Oksana (korneewa@narod.ru)
30.05.2004, 18:41
.. As it is familiar to me... Almost about me, strangely enough...

Sonja
01.06.2004, 06:20
All is reperable if very strongly to want! If there is an opportunity - to live exclusively separately from parents! You for a long time already should nothing to them, and if you earlier on a head did not iron, now to you, to the adult person, it should be to what. Every day it is necessary to make the plan of "feat" and to carry out it or him, and then certainly pooshcherjat itself, beloved. Do not try to save the attitude or relation with associates - they need to be supported or maintained, at what, the sincere and you will be more natural, the is easier it will turn out, here will see - people will start to search your society. Do not abuse itself for change of mood - well such at you character, well and what plohogo-that? If it is sad - cry, look or see what nibud tearful kinoshku, eat something vkusnenkoe, say, go at itself on an occasion and do not take in head itself to abuse for it! Understand, you of anything should nobody and is not obliged, doing or making something, think not of opinion of associates, and on own benefit (and moral including) From the actions. " The daddy has told or said... " - and you to him respond! Do not argue, do not give estimations, simply easy let to him know, that you inform it or him on the life not for reception of an estimation, and just for the hell of it from dialogue. Show aggression - beat utensils, raise or increase a voice, enter the name on carat or karate, do or make something!
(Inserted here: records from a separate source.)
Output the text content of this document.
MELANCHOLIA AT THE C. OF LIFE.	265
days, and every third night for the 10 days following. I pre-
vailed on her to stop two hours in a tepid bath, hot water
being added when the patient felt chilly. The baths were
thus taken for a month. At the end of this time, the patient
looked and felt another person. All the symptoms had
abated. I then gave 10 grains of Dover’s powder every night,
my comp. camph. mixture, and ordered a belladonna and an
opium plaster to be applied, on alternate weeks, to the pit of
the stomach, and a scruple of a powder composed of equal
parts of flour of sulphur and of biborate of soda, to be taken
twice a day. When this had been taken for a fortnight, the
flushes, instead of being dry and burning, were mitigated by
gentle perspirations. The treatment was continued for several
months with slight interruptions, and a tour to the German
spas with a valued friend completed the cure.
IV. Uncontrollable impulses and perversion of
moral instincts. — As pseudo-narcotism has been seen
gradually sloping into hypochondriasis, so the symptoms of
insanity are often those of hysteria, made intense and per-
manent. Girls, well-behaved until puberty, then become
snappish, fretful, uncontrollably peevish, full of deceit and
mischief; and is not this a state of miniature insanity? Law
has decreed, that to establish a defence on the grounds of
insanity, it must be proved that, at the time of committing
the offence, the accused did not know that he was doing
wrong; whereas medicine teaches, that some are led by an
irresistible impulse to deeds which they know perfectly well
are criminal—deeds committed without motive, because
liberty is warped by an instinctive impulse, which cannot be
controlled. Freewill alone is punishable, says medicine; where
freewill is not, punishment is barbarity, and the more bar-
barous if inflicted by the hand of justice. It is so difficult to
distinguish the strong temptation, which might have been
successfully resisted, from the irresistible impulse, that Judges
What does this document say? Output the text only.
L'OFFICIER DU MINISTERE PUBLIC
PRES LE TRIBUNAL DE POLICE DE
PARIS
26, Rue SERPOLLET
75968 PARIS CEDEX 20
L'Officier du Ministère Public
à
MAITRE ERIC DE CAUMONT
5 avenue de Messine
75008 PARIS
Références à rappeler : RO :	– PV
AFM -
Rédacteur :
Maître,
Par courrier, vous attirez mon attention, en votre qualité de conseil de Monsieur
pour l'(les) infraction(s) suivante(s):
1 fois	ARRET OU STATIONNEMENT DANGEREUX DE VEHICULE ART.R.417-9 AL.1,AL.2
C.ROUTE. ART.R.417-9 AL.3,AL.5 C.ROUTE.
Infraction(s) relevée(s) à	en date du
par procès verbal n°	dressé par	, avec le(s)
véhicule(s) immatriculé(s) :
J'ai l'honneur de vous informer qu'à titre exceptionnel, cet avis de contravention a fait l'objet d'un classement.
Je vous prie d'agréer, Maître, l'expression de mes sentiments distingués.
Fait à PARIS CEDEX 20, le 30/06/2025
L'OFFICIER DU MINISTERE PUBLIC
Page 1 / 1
Also know - not at once, but you will exchange!

ooo
02.06.2004, 01:44
Devchenki, it passes or takes place with the years
If postararatsja - on myself I know

Bobrov A.E.
02.06.2004, 17:22
With such status as you, to the psychotherapist and the psychiatrist obrashchetsja is a lot of people. At all of them the diagnosis - a social phobia. It in obshchem-that neurotic frustration with some share hereditary predraspolozhennostii a frequent combination to depression. It is treated by means of a psychotherapy (not casually, that the psychologist has helped or assisted you). Besides also antidepressants quite often help or assist.